The main difference between resolving nouns and pronouns is that for pronouns an additional step before retrieving the SemeNodes is executed. It doesn't makes sense following the WordNode of pronouns to find SemeNodes, so to resolve a pronoun we use the anaphoric suggestions to fetch one or more nouns that can be the one referred by the pronoun. Here is an example of anaphoric suggestion for pronoun 'it':

EvaluationLink (stv 1 0.5)
   ConceptNode "anaphoric reference"
   ListLink
      WordInstanceNode "it@d605f2e6-98bd-47fa-b3e1-5b7b9dbc570a" 
      WordInstanceNode "bone@c7c2a7a5-1d0b-485e-b789-ed6cbf58b162" 
   
EvaluationLink (stv 1 0.3333333333333333)
   ConceptNode "anaphoric reference"
   ListLink
      WordInstanceNode "it@d605f2e6-98bd-47fa-b3e1-5b7b9dbc570a" 
      WordInstanceNode "bone@f059078c-6b11-4bfc-a837-f3b050f9830c" 
   
EvaluationLink (stv 1 0.25)
   ConceptNode "anaphoric reference"
   ListLink
      WordInstanceNode "it@d605f2e6-98bd-47fa-b3e1-5b7b9dbc570a" 
      WordInstanceNode "bear@dbf88055-d39d-4a5e-9077-672ee384330e"   

EvaluationLink (stv 1 0.2)
   ConceptNode "anaphoric reference"
   ListLink
      WordInstanceNode "it@d605f2e6-98bd-47fa-b3e1-5b7b9dbc570a" 
      WordInstanceNode "stick@13ba07b1-50b3-42fd-9c2f-374c9b979f10" 
  
EvaluationLink (stv 1 0.2)
   ConceptNode "anaphoric reference"
   ListLink
      WordInstanceNode "it@d605f2e6-98bd-47fa-b3e1-5b7b9dbc570a" 
      WordInstanceNode "ball@2227209d-89f8-444f-ab90-d749bbc71eda"

Note that the (stv <mean> <confidence>) is the SimpleTruthValue of the suggestion and means the strength of that suggestion. This info is used select the noun which will be used to ground the pronoun.

Once retrieved each candidate noun to ground the pronoun, the process is the same to ground a noun, except by the fact that there are more options the the former.
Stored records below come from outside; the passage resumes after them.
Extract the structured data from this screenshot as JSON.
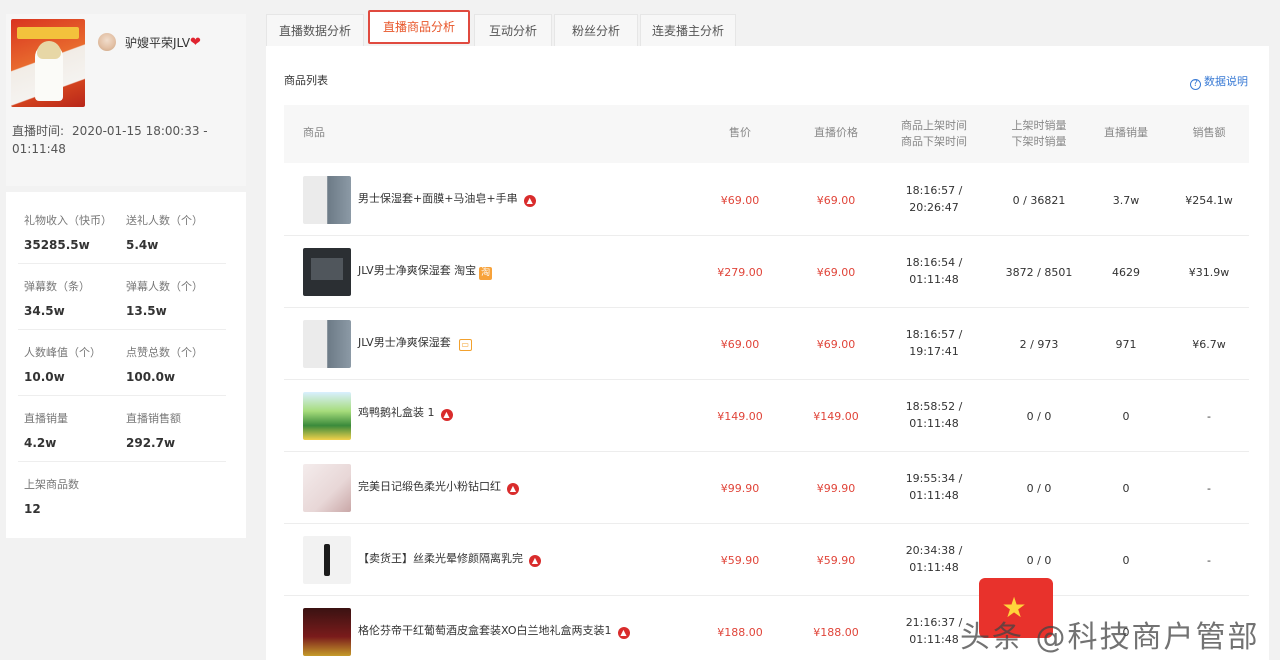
{
  "anchor": {
    "name": "驴嫂平荣JLV",
    "live_time_label": "直播时间:",
    "live_time_value": "2020-01-15 18:00:33 - 01:11:48"
  },
  "stats": [
    {
      "label": "礼物收入（快币）",
      "value": "35285.5w"
    },
    {
      "label": "送礼人数（个）",
      "value": "5.4w"
    },
    {
      "label": "弹幕数（条）",
      "value": "34.5w"
    },
    {
      "label": "弹幕人数（个）",
      "value": "13.5w"
    },
    {
      "label": "人数峰值（个）",
      "value": "10.0w"
    },
    {
      "label": "点赞总数（个）",
      "value": "100.0w"
    },
    {
      "label": "直播销量",
      "value": "4.2w"
    },
    {
      "label": "直播销售额",
      "value": "292.7w"
    },
    {
      "label": "上架商品数",
      "value": "12"
    }
  ],
  "tabs": [
    {
      "label": "直播数据分析",
      "active": false
    },
    {
      "label": "直播商品分析",
      "active": true
    },
    {
      "label": "互动分析",
      "active": false
    },
    {
      "label": "粉丝分析",
      "active": false
    },
    {
      "label": "连麦播主分析",
      "active": false
    }
  ],
  "section_title": "商品列表",
  "data_help": "数据说明",
  "columns": {
    "product": "商品",
    "price": "售价",
    "live_price": "直播价格",
    "time_1": "商品上架时间",
    "time_2": "商品下架时间",
    "sales_1": "上架时销量",
    "sales_2": "下架时销量",
    "live_sales": "直播销量",
    "revenue": "销售额"
  },
  "rows": [
    {
      "name": "男士保湿套+面膜+马油皂+手串",
      "badge": "fire",
      "price": "¥69.00",
      "live_price": "¥69.00",
      "time_on": "18:16:57 /",
      "time_off": "20:26:47",
      "sales": "0 / 36821",
      "live_sales": "3.7w",
      "revenue": "¥254.1w"
    },
    {
      "name": "JLV男士净爽保湿套 淘宝",
      "badge": "taobao",
      "price": "¥279.00",
      "live_price": "¥69.00",
      "time_on": "18:16:54 /",
      "time_off": "01:11:48",
      "sales": "3872 / 8501",
      "live_sales": "4629",
      "revenue": "¥31.9w"
    },
    {
      "name": "JLV男士净爽保湿套",
      "badge": "store",
      "price": "¥69.00",
      "live_price": "¥69.00",
      "time_on": "18:16:57 /",
      "time_off": "19:17:41",
      "sales": "2 / 973",
      "live_sales": "971",
      "revenue": "¥6.7w"
    },
    {
      "name": "鸡鸭鹅礼盒装 1",
      "badge": "fire",
      "price": "¥149.00",
      "live_price": "¥149.00",
      "time_on": "18:58:52 /",
      "time_off": "01:11:48",
      "sales": "0 / 0",
      "live_sales": "0",
      "revenue": "-"
    },
    {
      "name": "完美日记缎色柔光小粉钻口红",
      "badge": "fire",
      "price": "¥99.90",
      "live_price": "¥99.90",
      "time_on": "19:55:34 /",
      "time_off": "01:11:48",
      "sales": "0 / 0",
      "live_sales": "0",
      "revenue": "-"
    },
    {
      "name": "【卖货王】丝柔光晕修颜隔离乳完",
      "badge": "fire",
      "price": "¥59.90",
      "live_price": "¥59.90",
      "time_on": "20:34:38 /",
      "time_off": "01:11:48",
      "sales": "0 / 0",
      "live_sales": "0",
      "revenue": "-"
    },
    {
      "name": "格伦芬帝干红葡萄酒皮盒套装XO白兰地礼盒两支装1",
      "badge": "fire",
      "price": "¥188.00",
      "live_price": "¥188.00",
      "time_on": "21:16:37 /",
      "time_off": "01:11:48",
      "sales": "0 / 0",
      "live_sales": "0",
      "revenue": "-"
    }
  ],
  "watermark": {
    "text": "头条 @科技商户管部"
  },
  "colors": {
    "accent": "#e8562a",
    "price_red": "#e0453a",
    "link_blue": "#3a7bd5"
  }
}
However, for each WordInstanceNode which represents the nouns its corresponding SemeNodes will be evaluated by the Rules and at the end just one SemeNode will ground the pronoun.
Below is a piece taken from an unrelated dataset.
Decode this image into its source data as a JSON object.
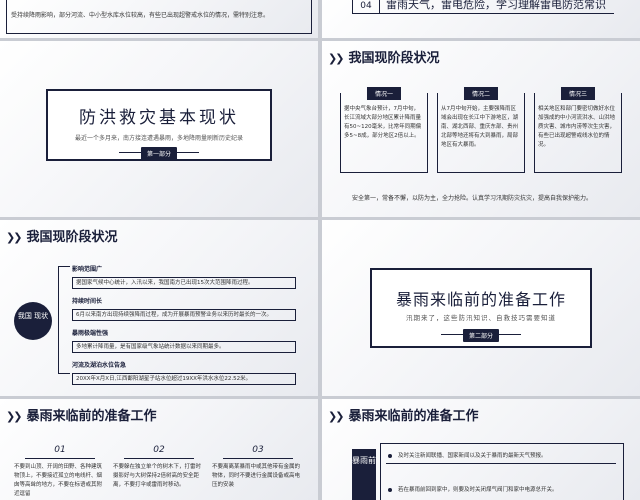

It is important to mention that after the Rules filter step and the anaphoric strength filter step, if more than one option still remains, a last filter is then applied to choose just one. This filter just compares the proximity between the element and the agent. The nearest will be chosen one.

Adding New Reference Resolution Rules

Each ImplicationLink, which describes a filter rule, can be found in the Scheme file opencog/embodiment/scm/reference-resolution-rules.scm . If you want to add a new one, write an ImplicationLink which returns after evaluated a list of WordInstanceNodes and the SemeNodes candidates like:

 [
   [ WordInstanceNode "win1", SemeNode "1a",..., SemeNode "1n"]
   .
   .
   .
   [ WordInstanceNode "win2", SemeNode "2a",..., SemeNode "2n"]
 ]

It can be done by defining an ExecutionLink surrounding a GroundedSchemaNode that calls a procedure that do that.
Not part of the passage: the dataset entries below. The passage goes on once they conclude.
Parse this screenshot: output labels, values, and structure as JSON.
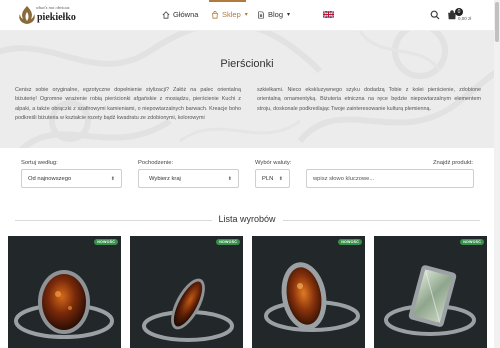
{
  "header": {
    "logo_tagline": "what's not obvious",
    "logo_name": "piekiełko",
    "nav": {
      "home": "Główna",
      "shop": "Sklep",
      "blog": "Blog"
    },
    "cart_count": "0",
    "cart_total": "0,00 zł"
  },
  "hero": {
    "title": "Pierścionki",
    "text_left": "Cenisz sobie oryginalne, egzotyczne dopełnienie stylizacji? Załóż na palec orientalną biżuterię! Ogromne wrażenie robią pierścionki afgańskie z mosiądzu, pierścienie Kuchi z alpaki, a także obrączki z szafirowymi kamieniami, o niepowtarzalnych barwach. Kreacje boho podkreśli biżuteria w kształcie rozety bądź kwadratu ze zdobionymi, kolorowymi",
    "text_right": "szkiełkami. Nieco ekskluzywnego szyku dodadzą Tobie z kolei pierścienie, zdobione orientalną ornamentyką. Biżuteria etniczna na ręce będzie niepowtarzalnym elementem stroju, doskonale podkreślając Twoje zainteresowanie kulturą plemienną."
  },
  "filters": {
    "sort_label": "Sortuj według:",
    "sort_value": "Od najnowszego",
    "origin_label": "Pochodzenie:",
    "origin_value": "Wybierz kraj",
    "currency_label": "Wybór waluty:",
    "currency_value": "PLN",
    "find_label": "Znajdź produkt:",
    "find_placeholder": "wpisz słowo kluczowe..."
  },
  "section": {
    "title": "Lista wyrobów"
  },
  "products": [
    {
      "badge": "NOWOŚĆ"
    },
    {
      "badge": "NOWOŚĆ"
    },
    {
      "badge": "NOWOŚĆ"
    },
    {
      "badge": "NOWOŚĆ"
    }
  ],
  "colors": {
    "accent": "#b07a3f",
    "hero_bg": "#ececec",
    "badge": "#3a8f4d",
    "product_bg": "#22282a"
  },
  "icons": [
    "logo-flame-icon",
    "home-icon",
    "shop-bag-icon",
    "blog-doc-icon",
    "uk-flag-icon",
    "search-icon",
    "cart-icon"
  ]
}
After defining the ImplicationLink, define a variable and point it to the Link Body. So, add that variable to a list named 'reference-resolution-rules' at the end of the file and this rule will be evaluated in the next the Resolution process. Before anything you must to calibrate the Relex rules to detect the property you will capture by the rule you're working on and check if it is sending Frames instances that represents the characteristics. The preconditions of your ImplicationLink must match the exactly shape of the Frames instances that Relex is sending to the agent.